In Brief: Cottage Grove City Council Roundup

COTTAGE GROVE – The chambers were lively, and at times disruptive, during this past Monday’s city council meeting on Jan. 8.

Cottage Grove City Council navigated through impactful topics, switching gears effortlessly with the skill of someone who knows all their favorite television channels would wield a remote.

Solesbee’s State of the City Address

After confessing that “being on council the last five years has been a baptism by fire,” Mayor Candace Solesbee began the meeting with her state of the city address, focusing on the City’s continued quest to find solutions to its unhoused debacle.

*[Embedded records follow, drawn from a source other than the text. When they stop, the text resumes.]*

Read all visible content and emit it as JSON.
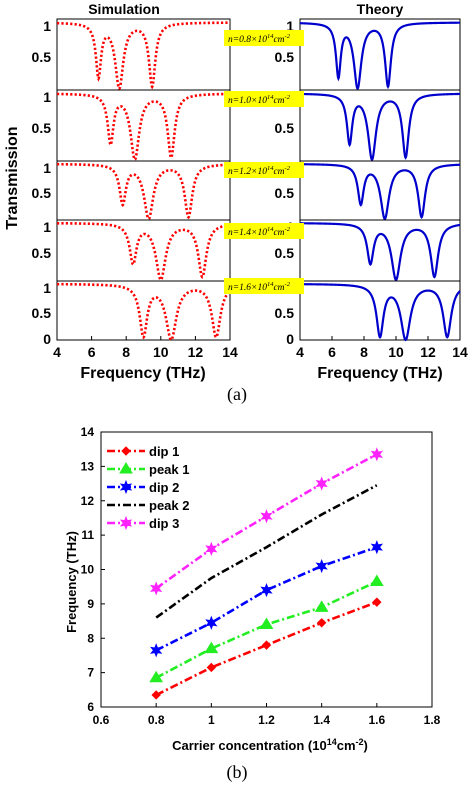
{
  "caption_a": "(a)",
  "caption_b": "(b)",
  "colors": {
    "simulation": "#ff0000",
    "theory": "#0000cc",
    "label_bg": "#ffff00",
    "dip1": "#ff0000",
    "peak1": "#22ee22",
    "dip2": "#0000ff",
    "peak2": "#000000",
    "dip3": "#ff22ff"
  },
  "chart_data": [
    {
      "type": "line",
      "panel": "a",
      "column_titles": [
        "Simulation",
        "Theory"
      ],
      "ylabel": "Transmission",
      "xlabel": "Frequency (THz)",
      "xlim": [
        4,
        14
      ],
      "xticks": [
        "4",
        "6",
        "8",
        "10",
        "12",
        "14"
      ],
      "yticks_top": [
        "0",
        "0.5",
        "1"
      ],
      "yticks_other": [
        "0.5",
        "1"
      ],
      "subplots": [
        {
          "label": "n=0.8×10¹⁴cm⁻²",
          "label_parts": [
            "n=0.8×10",
            "14",
            "cm",
            "-2"
          ],
          "dip_freqs": [
            6.4,
            7.6,
            9.5
          ],
          "dip_widths": [
            0.18,
            0.28,
            0.22
          ],
          "dip_depths": [
            0.82,
            0.98,
            0.95
          ]
        },
        {
          "label": "n=1.0×10¹⁴cm⁻²",
          "label_parts": [
            "n=1.0×10",
            "14",
            "cm",
            "-2"
          ],
          "dip_freqs": [
            7.1,
            8.5,
            10.6
          ],
          "dip_widths": [
            0.2,
            0.3,
            0.24
          ],
          "dip_depths": [
            0.75,
            0.98,
            0.95
          ]
        },
        {
          "label": "n=1.2×10¹⁴cm⁻²",
          "label_parts": [
            "n=1.2×10",
            "14",
            "cm",
            "-2"
          ],
          "dip_freqs": [
            7.8,
            9.3,
            11.6
          ],
          "dip_widths": [
            0.22,
            0.32,
            0.26
          ],
          "dip_depths": [
            0.72,
            0.98,
            0.95
          ]
        },
        {
          "label": "n=1.4×10¹⁴cm⁻²",
          "label_parts": [
            "n=1.4×10",
            "14",
            "cm",
            "-2"
          ],
          "dip_freqs": [
            8.4,
            10.0,
            12.4
          ],
          "dip_widths": [
            0.24,
            0.34,
            0.28
          ],
          "dip_depths": [
            0.7,
            0.98,
            0.93
          ]
        },
        {
          "label": "n=1.6×10¹⁴cm⁻²",
          "label_parts": [
            "n=1.6×10",
            "14",
            "cm",
            "-2"
          ],
          "dip_freqs": [
            9.0,
            10.6,
            13.2
          ],
          "dip_widths": [
            0.26,
            0.36,
            0.3
          ],
          "dip_depths": [
            0.95,
            1.0,
            0.95
          ]
        }
      ]
    },
    {
      "type": "line",
      "panel": "b",
      "xlabel_parts": [
        "Carrier concentration (10",
        "14",
        "cm",
        "-2",
        ")"
      ],
      "ylabel": "Frequency (THz)",
      "xlim": [
        0.6,
        1.8
      ],
      "ylim": [
        6,
        14
      ],
      "xticks": [
        "0.6",
        "0.8",
        "1",
        "1.2",
        "1.4",
        "1.6",
        "1.8"
      ],
      "yticks": [
        "6",
        "7",
        "8",
        "9",
        "10",
        "11",
        "12",
        "13",
        "14"
      ],
      "legend_placement": "top-left",
      "x": [
        0.8,
        1.0,
        1.2,
        1.4,
        1.6
      ],
      "series": [
        {
          "name": "dip 1",
          "marker": "diamond",
          "values": [
            6.35,
            7.15,
            7.8,
            8.45,
            9.05
          ]
        },
        {
          "name": "peak 1",
          "marker": "triangle",
          "values": [
            6.85,
            7.7,
            8.4,
            8.9,
            9.65
          ]
        },
        {
          "name": "dip 2",
          "marker": "star",
          "values": [
            7.65,
            8.45,
            9.4,
            10.1,
            10.65
          ]
        },
        {
          "name": "peak 2",
          "marker": "none",
          "values": [
            8.6,
            9.75,
            10.65,
            11.6,
            12.45
          ]
        },
        {
          "name": "dip 3",
          "marker": "star",
          "values": [
            9.45,
            10.6,
            11.55,
            12.5,
            13.35
          ]
        }
      ]
    }
  ]
}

The fourth generation Grover also added that, although she has been pursued by a recruiter for the House of Representatives, “that is a road I do not wish to walk; my dedication is to Cottage Grove alone.”

She then listed a multitude of the City’s accomplishments to highlight 2023’s success stories, zeroing in on themes of city repair, incoming development, and forward movement. She heavily focused on the Cottage Grove Police Department (CGPD). Of note, Solesbee said:

• CGPD is “launching an online reporting system that is designated by a local Lane County business in Eugene. MyPDConnect is a virtual platform that is being adopted to help create better access to reporting to the police department.”

• With a potential two year completion timeline, “the police department began the process of accreditation through the Oregon Accreditation Alliance.”

• Recruitment and hiring practices have been elevated, and staff – both human and canine – have been recently added to CGPD.

• Cottage Grove’s top priorities for 2024, according to the mayor, “are our citizen and council collaborative effort in creating creative and achievable solutions for funding our city road improvements, along with hiring high quality professionals to fully staff our police department.”

On the same page

Although this meeting was cause for much disagreement and palpable tension, there were six topics which led to immediate and unanimous decisions.

• Stewart was approved to remain the interim City Manager Pro Tem until Cottage Grove’s new city manager Mike Sauerwein begins on Jan. 22.

• The council voted for Greg Ervin to be 2024’s council president, allowing him to continue in this position.

• The Mayor’s subcommittee and liaison appointments were approved with an amendment to not appoint the Vision Keepers Committee representatives at this time.

• Garland Burback was appointed to the planning commission for a three year term beginning Jan. 8 and ending Dec. 31, 2026.

• Ervin and councilor Chalice Savage were appointed to represent the Council on the economic opportunities analysis advisory committee.

• A motion passed unanimously for the Council to acknowledge that a grievance was filed as far as the process for hiring the city manager, authorizing a response from the city attorney to accept the facts, add to those facts, and explain why there wasn’t a violation.

Regarding the last line item, when it was time to address concerns from council, Fleck made a motion, which was corrected and clarified by the city attorney in order for it to contain the proper verbiage. No information was shared about the grievance other than to state that it existed. The Chronicle will be investigating this filed grievance further.